My coaching practice is a form of partswork based on a therapeutic model called Internal Family Systems (IFS for short), a simple and powerful way of understanding human psychology as naturally multiple. Here’s what that means in a nutshell.

Partswork in three simple ideas
The healing I’ve experienced in my own inner world, and the healing my clients find within themselves, derives from three very simple principles. They derive originally from the ideas of Richard Schwartz, the founder of Internal Family Systems therapy, but I have come to modify them for myself over time. Here they are:
- Inner attention. I believe every human being has a built-in capacity for curious, compassionate attention to their own psychological processes, with an orientation toward happiness and wellbeing. Some people think of this fundamental identity as their Buddha-nature, or the “image of God” in them, or the ultimate realization of who they were meant to be.

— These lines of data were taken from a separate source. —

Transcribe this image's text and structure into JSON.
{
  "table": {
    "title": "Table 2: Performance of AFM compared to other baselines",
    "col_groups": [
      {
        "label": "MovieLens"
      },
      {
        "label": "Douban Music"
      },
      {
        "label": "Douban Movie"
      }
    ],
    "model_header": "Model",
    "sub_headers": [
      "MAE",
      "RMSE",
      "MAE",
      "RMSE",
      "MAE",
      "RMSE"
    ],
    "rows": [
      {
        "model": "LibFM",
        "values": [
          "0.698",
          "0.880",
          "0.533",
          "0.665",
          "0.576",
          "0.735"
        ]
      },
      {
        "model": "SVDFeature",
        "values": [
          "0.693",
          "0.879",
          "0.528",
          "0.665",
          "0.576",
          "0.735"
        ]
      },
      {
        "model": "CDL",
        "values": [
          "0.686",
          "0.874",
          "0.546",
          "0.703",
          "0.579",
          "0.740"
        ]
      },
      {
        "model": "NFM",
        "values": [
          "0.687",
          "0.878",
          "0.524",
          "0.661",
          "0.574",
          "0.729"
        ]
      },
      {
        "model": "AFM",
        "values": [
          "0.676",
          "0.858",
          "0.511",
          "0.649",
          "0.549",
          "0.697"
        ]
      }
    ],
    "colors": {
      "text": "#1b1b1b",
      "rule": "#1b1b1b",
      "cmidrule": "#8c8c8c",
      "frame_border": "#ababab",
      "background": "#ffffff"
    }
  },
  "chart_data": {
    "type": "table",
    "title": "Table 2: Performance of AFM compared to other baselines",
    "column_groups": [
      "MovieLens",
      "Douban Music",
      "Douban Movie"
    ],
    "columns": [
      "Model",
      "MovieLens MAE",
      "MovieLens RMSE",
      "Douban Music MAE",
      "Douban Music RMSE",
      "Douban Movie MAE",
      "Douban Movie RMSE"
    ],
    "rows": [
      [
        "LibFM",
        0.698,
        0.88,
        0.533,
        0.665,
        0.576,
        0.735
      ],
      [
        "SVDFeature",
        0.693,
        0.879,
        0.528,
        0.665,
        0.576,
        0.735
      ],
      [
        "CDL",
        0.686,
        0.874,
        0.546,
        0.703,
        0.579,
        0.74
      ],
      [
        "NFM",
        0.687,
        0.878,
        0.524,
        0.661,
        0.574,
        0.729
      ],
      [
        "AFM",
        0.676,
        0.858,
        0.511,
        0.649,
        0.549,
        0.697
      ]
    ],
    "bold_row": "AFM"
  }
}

Others think of it more modestly: as a wise internal observer, the capacity for metacognition or mindfulness, or even old-fashioned self-awareness. However you conceive of it, your innate capacity for compassionate attention doesn’t have to be developed or cultivated over time, and it can’t be damaged or destroyed, no matter what happens in your life.

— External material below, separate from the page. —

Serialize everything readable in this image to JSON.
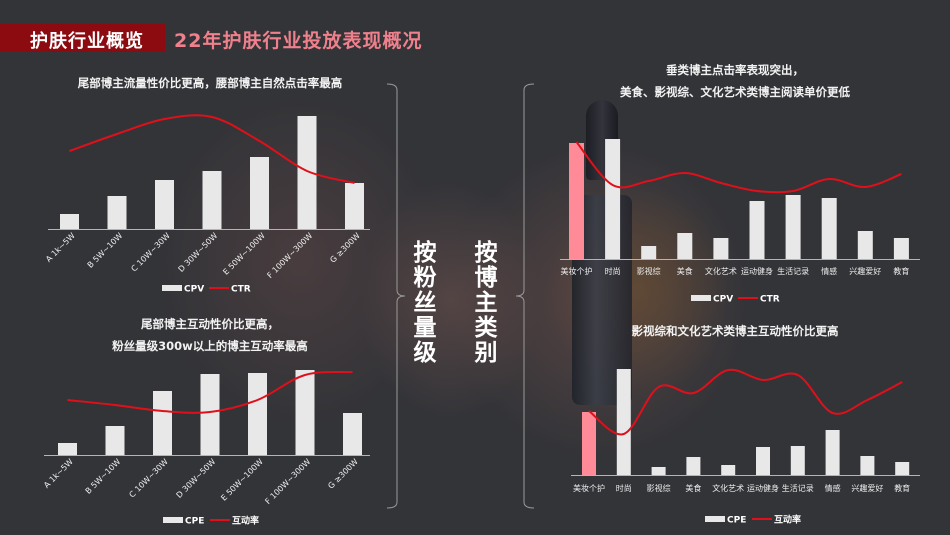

- Internal community. I believe most human beings have a bunch of different sub-personalities within them, each of whom is innately valuable and indispensable. Each one of the members of our internal community is a little person. IFS calls these sub-personalities “parts,” although I prefer to think of them as the members of an internal community. If you’ve heard of an “inner child,” that’s an inner community member in this way. So is an “inner critic” or an “inner champion.” We interact with our internal communities using the same respect and social skills we’d use with external people.
- Healing. As human beings encounter challenges in life, the different members of our internal communities develop creative strategies for protecting us from harm. One part of your internal world might have learned to keep you safe by learning how to please others, for example; another part of you might try to keep you safe by keeping other people at a distance. When they’re working well together, you don’t even notice all the ways your internal community is working on your behalf. But sometimes, the protective strategies of your internal community members come into conflict with each other, or stop being useful and start causing you trouble. Fortunately, because you already have a capacity for internal awareness that’s oriented toward your own wellbeing, you have everything you need to help your internal community let go of protective strategies that aren’t working for you any longer, and find new strategies that do.
You don’t have to believe these premises to interact with your inner world — you can just as easily take them as hypotheses, and test them out for yourself.
From IFS to partswork
While Richard Schwartz didn’t know it when he started formulating the IFS model, he had stumbled on an ancient and globally widespread way of conceptualizing the human mind. From ancient Egyptian priests to Jungian psychoanalysts to 21st-century biologists to Plural systems, many people have described the human mind as plural, just as IFS does.
Today, we know the Internal Family Systems model is just one way to conceptualize our internal complexity for liberation and healing — one that works far better in combination with practices and ideas from kindred fields and disciplines. That’s why many practitioners of the model have come to think of ourselves less as “IFS practitioners” than as partsworkers: people who interact skillfully with the many parts of human minds for healing and liberation.